Rhesusfaktor ist die nächste Herausforderung
Hochinteressant sind auch die Hinweise von Prof. Markus Böck, Direktor der Klinik für Transfusionsmedizin am Universitätsklinikum Würzburg, und von Prof. Torsten Tonn, dem Leiter des Instituts für Transfusionsmedizin Dresden bezüglich des nach den Antigenen zweitwichtigsten Blutgruppenfaktors, dem Rhesusfaktor, bei dem es sich um ein an der Oberfläche der Blutkörperchen hängendes Protein handelt, das entweder wie bei 85 Prozent aller Menschen vorhanden ist, die dann Rhesus-positiv (RH+) sind, oder das eben wie bei 15 Prozent der Menschen fehlt (= Rhesus-negativ, RH-). Weil Rhesus-negative Menschen gravierende Abwehrreaktionen auf Rhesus-positives Blut entwickeln können, halten es die beiden Mediziner für sinnvoll, wenn das aufbereitete Spenderblut die Merkmalskombination 0-Rh- haben könnte, die wirklich für jeden Menschen verträglich wäre. Dafür müsste allerdings die äußerst seltene Blutgruppe A-Rh- umgewandelt werden.
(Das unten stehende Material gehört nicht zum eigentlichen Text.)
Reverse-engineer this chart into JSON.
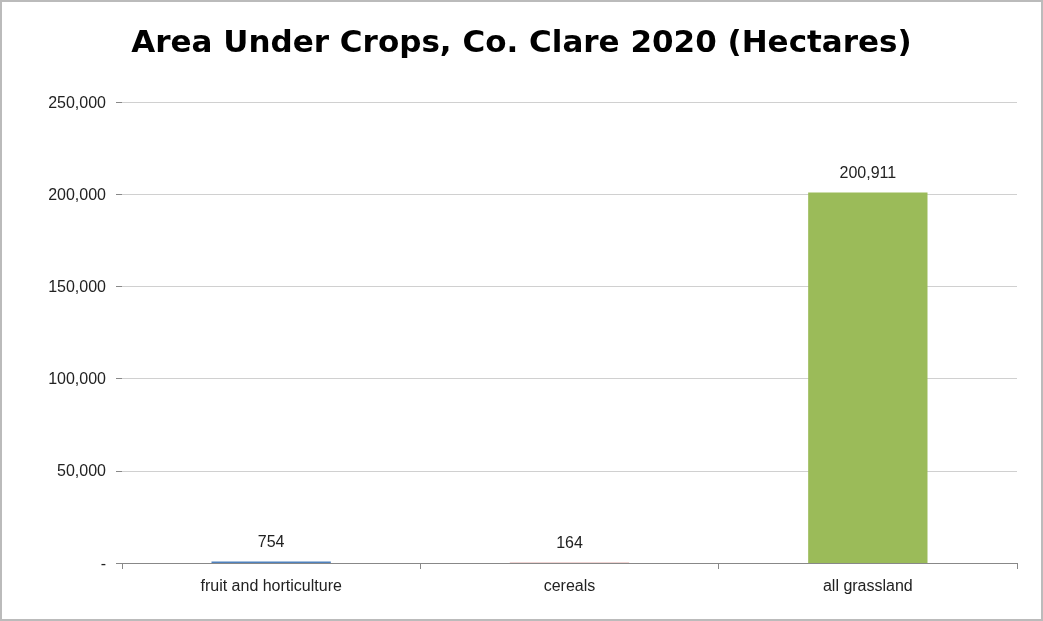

Dies wird mit dem von Rahfeld entwickelten Verfahren allerdings nicht möglich sein, weil die beiden Enzyme nur Zuckermoleküle, aber nicht Proteine entfernen können. Prof. Tonn: „Interessant wird es erst, wenn man auch die Blutgruppe generieren könnte, für die wir in Notfällen einen hohen Bedarf haben." Und das ist eben die Blutgruppe Null mit negativem Rhesusfaktor.